The solution to date, which addresses this legitimate fear, is to “constrain” ebooks. This means that a lot of the things we take for granted on most websites are just not possible with books. Copy/paste, sharing passages, and generally moving files from one place to another is much harder with ebooks than with other digital goods, because of a combination of constraints in the EPUB format, digital rights management, and device/platform lock-in.
ebooks may be built out of the same stuff as the Internet (that is, HTML), but to date we’ve managed to keep them relatively tame, compared to the wild and wooly world of the Web.
This is a good thing if you have an existing business model you wish to protect (and publishers and authors certainly do, rightly so).
But there is a cost to this protection, because in order to achieve this similarity with the past, we’ve intentionally crippled ebooks. We’ve constrained ebooks so they act more like print books and less like the Web.
Here are just some of the things we expect to be able to do with things on the Internet that we can’t do with ebooks:
- link to a specific chapter or page
- search for text on the Internet and land on the ebook
- leave a comment or feedback in a central place
- easily query an API about that ebook
- easily search and extract geographic data from an ebook
Here is a question: if you can do certain things with a print book and other things with an ebook, and different kinds of things with a book on the Web, which of these options is more valuable to you as a reader?
Having just ebooks and print books? Or having ebooks, print books, and books on the Web? My answer is, from a pure mathematical view: print, ebook, and Web.
P +E < P+E+W
So what kinds of things might come about if books are connected to the Web? The truth is, we don’t really know.
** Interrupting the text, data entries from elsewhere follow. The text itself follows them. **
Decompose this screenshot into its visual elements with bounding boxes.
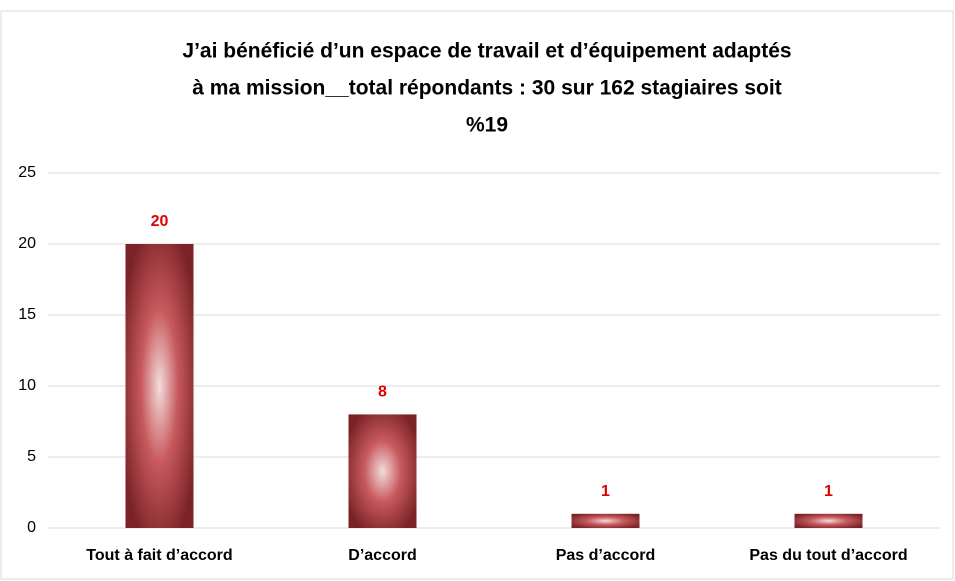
y-tick-label: 25 — [18, 164, 36, 181]
bar — [794, 513, 863, 528]
bar — [571, 513, 640, 528]
x-tick-label: Tout à fait d’accord — [86, 547, 232, 564]
chart-title: %19 — [466, 114, 508, 137]
y-tick-label: 20 — [18, 235, 36, 252]
y-tick-label: 15 — [18, 306, 36, 323]
y-tick-label: 0 — [27, 519, 36, 536]
data-label: 1 — [601, 483, 610, 500]
bar — [348, 414, 417, 528]
y-tick-label: 10 — [18, 377, 36, 394]
data-label: 8 — [378, 384, 387, 401]
x-tick-label: Pas du tout d’accord — [749, 547, 907, 564]
chart-title: J’ai bénéficié d’un espace de travail et… — [182, 40, 791, 63]
chart-title: à ma mission__total répondants : 30 sur … — [192, 77, 781, 100]
bar — [125, 244, 194, 528]
x-tick-label: Pas d’accord — [556, 547, 656, 564]
data-label: 1 — [824, 483, 833, 500]
y-tick-label: 5 — [27, 448, 36, 465]
x-tick-label: D’accord — [348, 547, 416, 564]
data-label: 20 — [151, 213, 169, 230]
And that is precisely why I believe books will end up on the Web.
Because when things are made accessible on the Web, smart people start to build exciting things. New things get born that we never would have imagined. We’ve seen this time and time again: think about what happened when we started sending correspondence through email, conversation through Twitter, when Google put maps on the Internet and made those maps available through an API. Making things available on the Web gives birth to new and exciting things we can’t yet imagine.
The market economy and the innovative spirit of the Web are great at rewarding those who find ways to deliver more value to people. There will be immense commercial and creative incentive for new publishers to put books on the Web, because there is just more value for readers there. We don’t know what the business models will look like. Subscription books? Advertising? Upselling other products? Serialized books? Something altogether different? We don’t know yet, but eventually courageous new publishers will find out.
Old publishers will follow or perish.
And yet some people find the idea that books will be on the Web to be heretical. Because the Web is filled with lolcatz and ego noise.
But the question isn’t what stupid things people have put on the Web in the past, but what great things we could do if books were connected on the Web in the future. That’s what sets people who love books, and the Web, to dreaming.